- CoinEx is not registered as a stock or commodity broker!
- The exchange will pay a fine of $600,000!
- In addition, he will have to return $1.1 million to investors!
The CoinEx cryptocurrency exchange is shutting down its operations in the United States. Attorney General Letitia James has demanded more than $1.7 million from CoinEx for not being registered as a stock or commodity broker, as well as for providing false information about its status as a cryptocurrency exchange. Now, CoinEx must stop its activity in the US, pay fines and return the money to investors.
Under the New York attorney general’s decision, the exchange must return $1.17 million to 4,691 investors, in addition to paying $600,000 in penalties. The document also establishes that the exchange is prohibited from operating in the state. During the next 90 days, investors will have the opportunity to receive compensation in the form of cryptocurrency directly from CoinEx. All funds will be returned in the equivalent amount of the cryptocurrency they had in their accounts as of April 25, 2023.

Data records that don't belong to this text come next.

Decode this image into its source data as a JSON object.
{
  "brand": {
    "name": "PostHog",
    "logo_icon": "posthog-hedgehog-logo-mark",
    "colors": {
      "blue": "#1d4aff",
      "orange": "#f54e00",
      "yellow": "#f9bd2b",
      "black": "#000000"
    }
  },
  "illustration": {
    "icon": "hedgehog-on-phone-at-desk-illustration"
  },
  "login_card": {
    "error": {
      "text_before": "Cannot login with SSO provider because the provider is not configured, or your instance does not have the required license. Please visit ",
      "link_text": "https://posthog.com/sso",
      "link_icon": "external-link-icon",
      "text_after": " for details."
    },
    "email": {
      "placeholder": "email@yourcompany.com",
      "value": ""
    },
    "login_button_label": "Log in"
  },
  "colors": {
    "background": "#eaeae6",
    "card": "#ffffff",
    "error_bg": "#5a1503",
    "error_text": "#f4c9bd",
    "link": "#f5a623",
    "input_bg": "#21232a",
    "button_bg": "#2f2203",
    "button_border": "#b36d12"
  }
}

“Unregistered cryptocurrency platforms pose a risk to investors, consumers, and the broader economy. This agreement is a warning to cryptocurrency companies about the potential serious consequences that result from violating New York laws. My office will continue to enforce the law against cryptocurrency companies that blatantly break the law, mislead investors and endanger New York residents” – said Letitia James.
CoinEx responded to the lawsuit and publicly announced that it will withdraw its platform and services from the US.
It should be noted that the New York attorney general filed a lawsuit against the exchange in February and demanded a complete ban on operations in the state.